Water securityWhy farmers and ranchers think the EPA Clean Water Rule goes too far

By Reagan Waskom and David J. Cooper

Published 6 March 2017

President Trump issued an executive order 28 February directing federal agencies to revise the Clean Water Rule, a major regulation published by the Environmental Protection Agency and the Army Corps of Engineers in 2015. Framers and ranchers are particularly worried that the Clean Water Rule could expand federal regulations that impact their private property rights. However, regulatory agencies and the regulated community need to know the limits of the Clean Water Act’s reach so they can take appropriate measures to protect water resources.
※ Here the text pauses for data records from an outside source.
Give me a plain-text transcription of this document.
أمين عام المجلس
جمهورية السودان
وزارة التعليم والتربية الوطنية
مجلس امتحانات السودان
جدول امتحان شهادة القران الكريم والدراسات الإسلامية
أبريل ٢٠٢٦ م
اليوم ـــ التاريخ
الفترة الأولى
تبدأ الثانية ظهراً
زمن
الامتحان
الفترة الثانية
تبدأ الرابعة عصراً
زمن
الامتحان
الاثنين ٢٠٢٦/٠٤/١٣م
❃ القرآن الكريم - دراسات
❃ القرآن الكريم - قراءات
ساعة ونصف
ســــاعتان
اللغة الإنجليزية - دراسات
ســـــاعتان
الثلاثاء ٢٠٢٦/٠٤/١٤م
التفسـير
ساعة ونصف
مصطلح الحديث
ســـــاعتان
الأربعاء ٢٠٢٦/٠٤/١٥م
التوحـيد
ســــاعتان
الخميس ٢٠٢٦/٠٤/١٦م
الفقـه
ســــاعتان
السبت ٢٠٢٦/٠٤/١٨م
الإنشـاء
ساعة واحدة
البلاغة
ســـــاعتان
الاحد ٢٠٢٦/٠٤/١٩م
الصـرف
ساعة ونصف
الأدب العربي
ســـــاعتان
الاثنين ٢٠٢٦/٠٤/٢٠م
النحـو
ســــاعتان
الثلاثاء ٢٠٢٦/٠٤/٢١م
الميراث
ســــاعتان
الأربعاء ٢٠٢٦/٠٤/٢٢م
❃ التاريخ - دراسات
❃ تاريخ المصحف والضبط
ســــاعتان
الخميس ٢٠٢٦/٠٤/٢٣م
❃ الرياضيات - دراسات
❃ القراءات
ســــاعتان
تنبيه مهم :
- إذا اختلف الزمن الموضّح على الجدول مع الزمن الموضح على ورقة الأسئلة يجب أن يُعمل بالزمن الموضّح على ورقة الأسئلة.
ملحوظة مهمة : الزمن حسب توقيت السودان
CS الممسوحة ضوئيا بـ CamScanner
If the rule is scrapped, we still will need to know which water bodies require protection under the law. If the Trump administration withdraws or weakens the Clean Water Rule, it is likely to leave regulators interpreting case by case whether tributaries and adjacent waters are covered, as they have been doing since 2006, and land and water owners guessing about what they can do with their resources. So in the end, repealing the rule won’t answer the underlying question: how far upstream federal protection extends.
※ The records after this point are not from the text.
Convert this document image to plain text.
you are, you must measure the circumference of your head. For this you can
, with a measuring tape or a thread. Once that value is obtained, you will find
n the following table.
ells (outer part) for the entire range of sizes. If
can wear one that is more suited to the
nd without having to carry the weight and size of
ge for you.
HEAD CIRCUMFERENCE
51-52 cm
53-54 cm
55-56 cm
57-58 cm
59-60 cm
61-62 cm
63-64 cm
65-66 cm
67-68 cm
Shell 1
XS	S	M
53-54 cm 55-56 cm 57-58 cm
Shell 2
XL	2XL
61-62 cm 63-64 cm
President Trump issued an executive order 28 February directing federal agencies to revise the Clean Water Rule, a major regulation published by the Environmental Protection Agency and the Army Corps of Engineers in 2015. The rule’s purpose is to clarify which water bodies and wetlands are federally protected under the Clean Water Act.
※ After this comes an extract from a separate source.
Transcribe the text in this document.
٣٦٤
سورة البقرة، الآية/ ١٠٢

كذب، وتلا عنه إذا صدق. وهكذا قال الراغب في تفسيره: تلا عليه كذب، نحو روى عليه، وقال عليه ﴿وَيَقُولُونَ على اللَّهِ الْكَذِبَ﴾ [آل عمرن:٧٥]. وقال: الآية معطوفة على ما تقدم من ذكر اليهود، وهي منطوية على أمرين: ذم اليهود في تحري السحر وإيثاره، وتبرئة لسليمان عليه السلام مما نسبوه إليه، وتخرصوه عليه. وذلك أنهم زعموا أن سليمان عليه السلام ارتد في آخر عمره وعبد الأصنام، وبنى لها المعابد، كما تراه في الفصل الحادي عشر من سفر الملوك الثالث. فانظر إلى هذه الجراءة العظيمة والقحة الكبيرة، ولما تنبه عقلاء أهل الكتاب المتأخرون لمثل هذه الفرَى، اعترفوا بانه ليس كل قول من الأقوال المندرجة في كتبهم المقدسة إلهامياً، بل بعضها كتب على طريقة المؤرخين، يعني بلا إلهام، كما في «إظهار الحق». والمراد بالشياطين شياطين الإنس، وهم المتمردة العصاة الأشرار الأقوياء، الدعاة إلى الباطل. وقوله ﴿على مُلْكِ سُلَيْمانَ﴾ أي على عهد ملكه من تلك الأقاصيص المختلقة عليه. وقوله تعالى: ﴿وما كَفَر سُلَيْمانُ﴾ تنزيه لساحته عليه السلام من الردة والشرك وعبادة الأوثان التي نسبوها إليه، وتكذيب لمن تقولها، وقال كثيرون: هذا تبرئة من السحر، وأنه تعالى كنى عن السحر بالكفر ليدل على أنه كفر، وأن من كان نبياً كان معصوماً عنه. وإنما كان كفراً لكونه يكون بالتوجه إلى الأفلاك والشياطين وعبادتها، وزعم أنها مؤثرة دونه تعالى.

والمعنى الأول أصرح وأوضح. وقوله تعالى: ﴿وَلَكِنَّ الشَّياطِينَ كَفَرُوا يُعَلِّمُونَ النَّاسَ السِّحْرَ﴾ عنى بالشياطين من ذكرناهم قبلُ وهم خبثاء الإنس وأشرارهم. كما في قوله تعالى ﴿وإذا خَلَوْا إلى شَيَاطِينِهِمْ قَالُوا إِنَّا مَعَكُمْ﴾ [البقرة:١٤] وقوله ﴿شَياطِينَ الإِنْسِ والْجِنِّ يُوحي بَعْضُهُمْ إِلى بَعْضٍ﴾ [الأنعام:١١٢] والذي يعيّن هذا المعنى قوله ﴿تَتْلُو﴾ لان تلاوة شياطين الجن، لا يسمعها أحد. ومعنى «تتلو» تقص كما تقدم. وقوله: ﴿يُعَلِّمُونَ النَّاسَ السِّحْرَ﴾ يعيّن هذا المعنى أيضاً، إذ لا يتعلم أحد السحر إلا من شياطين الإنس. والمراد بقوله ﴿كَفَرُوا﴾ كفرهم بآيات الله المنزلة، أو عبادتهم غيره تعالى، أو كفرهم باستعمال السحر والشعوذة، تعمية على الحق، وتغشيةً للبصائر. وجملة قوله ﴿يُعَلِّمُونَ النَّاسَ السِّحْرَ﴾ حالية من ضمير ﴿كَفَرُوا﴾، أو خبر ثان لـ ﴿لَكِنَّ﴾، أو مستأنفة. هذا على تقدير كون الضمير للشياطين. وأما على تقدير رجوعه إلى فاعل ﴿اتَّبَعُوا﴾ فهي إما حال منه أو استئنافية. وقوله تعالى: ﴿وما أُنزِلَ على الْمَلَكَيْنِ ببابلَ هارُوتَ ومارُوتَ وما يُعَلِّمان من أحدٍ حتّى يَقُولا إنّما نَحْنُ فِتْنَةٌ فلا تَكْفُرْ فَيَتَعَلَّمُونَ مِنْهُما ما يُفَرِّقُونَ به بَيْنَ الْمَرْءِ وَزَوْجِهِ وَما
EPA Administrator Scott Pruitt led a multi-state lawsuit against the rule as Oklahoma attorney general, and has called it “the greatest blow to private property rights the modern era has seen.”

At the Colorado Water Institute at Colorado State University, we work in partnership with the farm and ranch community to find solutions to difficult western water problems. Farmers and ranchers often express frustration with one-size-fits-all worker protection, food safety, animal welfare, immigration, endangered species and environmental regulations. So we understand their concern that this rule may further constrain agricultural activities on their land.

In particular, they fear the Clean Water Rule could expand federal regulations that impact their private property rights. However, regulatory agencies and the regulated community need to know the limits of the Clean Water Act’s reach so they can take appropriate measures to protect water resources. If the rule is scrapped, we still will need to know which water bodies require protection under the law.

Which waters?
The Clean Water Act of 1972 protects the “waters of the United States” from unpermitted discharges that may harm water quality for humans and aquatic life. However, it leaves it up to EPA and the Army Corps of Engineers to define which waters the law covers.

Agencies and the courts agree that this term includes “navigable waters,” such as rivers and lakes. It also covers waterways connected to them, such as marshes and wetlands. The central question is how closely connected a water body must be to navigable waters to fall under federal jurisdiction.

In 2001 and 2006, the Supreme Court handed down rulings that narrowed the definition of protected waters, but used confusing language. These opinions created regulatory uncertainty for farmers, ranchers and developers.